Indifférents à ma présence, la multitude poursuit sa marche silencieuse tandis que je m’éloigne en direction de la rame. Certains m’accompagnent, d’autres s’écartent. Fantômes ou esprits, ils miment les vivants.
— Monsieur Schulmeister, j’espère que vous saurez pardonner ma curiosité, mais vous vous doutez que je m’interroge sur notre destination. Certainement pas à la Sorbonne, n’est-ce pas ? m’enquiers-je comme je m’engouffre dans le wagon.
Calme, sa lèvre trahit sa nervosité.
— La Sorbonne dites-vous… En effet, telle n’est point là notre destination. Toutefois, il serait malvenu si je vous dévoilais dès maintenant notre destination. Jouons plutôt et confiez-moi votre point de vue sur la question.
Alors qu’il achève son propos sur une phrase, lourde de sens et de sous-entendus, les portes se referment et le convoi s’ébranle nous emportant vers un lieu, dont je me dois de taire le nom.

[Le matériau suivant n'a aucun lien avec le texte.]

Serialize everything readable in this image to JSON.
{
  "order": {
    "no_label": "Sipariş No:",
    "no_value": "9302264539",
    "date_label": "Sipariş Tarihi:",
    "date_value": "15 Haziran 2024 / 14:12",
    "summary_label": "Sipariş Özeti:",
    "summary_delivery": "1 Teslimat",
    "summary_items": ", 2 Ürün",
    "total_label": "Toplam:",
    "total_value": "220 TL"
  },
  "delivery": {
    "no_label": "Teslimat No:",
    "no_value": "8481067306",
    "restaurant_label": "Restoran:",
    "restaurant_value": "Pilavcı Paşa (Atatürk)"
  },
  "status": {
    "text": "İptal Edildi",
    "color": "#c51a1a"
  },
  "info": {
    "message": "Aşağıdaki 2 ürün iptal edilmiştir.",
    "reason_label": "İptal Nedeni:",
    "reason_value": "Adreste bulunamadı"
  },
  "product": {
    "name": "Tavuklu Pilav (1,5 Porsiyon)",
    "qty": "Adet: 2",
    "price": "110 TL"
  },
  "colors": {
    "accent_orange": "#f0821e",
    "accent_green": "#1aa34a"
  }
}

— Asseyez-vous, monsieur Estrango, m’invite-t-il d’une voix mielleuse, l’index pointé sur une banquette de velours pourpre.
Sourire enjôleur, je me donne l’impression de me retrouver dans la tanière d’un crotale, moi dans la peau du fakir qui, de par les mouvements de son corps, le garde à distance. Le fléau de la balance bascule.
— Vraiment, monsieur Estrango, me susurre-t-il tandis qu’il me toise du regard. Vous n’en avez aucune idée, ou alors vous préférez vous taire ?
Tout sourire, il me répugne. Nul doute que nous nous dirigeons vers le plateau de Saclay et son mystérieux complexe scientifique, le CEI. Certainement, me soupçonne-t-il d’en avoir connaissance, bien qu’il ignorât tout de la manière dont j’ai eu accès à cette connaissance.
— Je suis étonné, monsieur Estrango, ronronne-t-il. Je m’étais laissé entendre que vous aviez un esprit aussi vif qu’habile. Il paraît que vous empruntez souvent des chemins détournés, capables de lier des faits sans rapport.
À ses interrogations, je réponds par le silence. Immobile, sa lèvre s’agite avec fébrilité, tandis que ses yeux tentent de fouiller en vain mes pensées.
— Que diriez-vous de m’accompagner, monsieur Estrango, lance-t-il soudain. Nous disposons de tout le confort nécessaire à bord, au cas où le trajet serait plus long. Nous n’arriverons pas avant trois quarts d’heure. Qu’en dites-vous ?
Derrière les mots, je sens ses paroles s’insinuer dans mon esprit comme pour en saisir la forme, puis le fond. Chacun est pesé, lourd de sous-entendus.
— Pourquoi pas monsieur Schulmeister ? Auriez-vous du thé ? m’enquiers-je d’une voix posée pour mieux donner le change.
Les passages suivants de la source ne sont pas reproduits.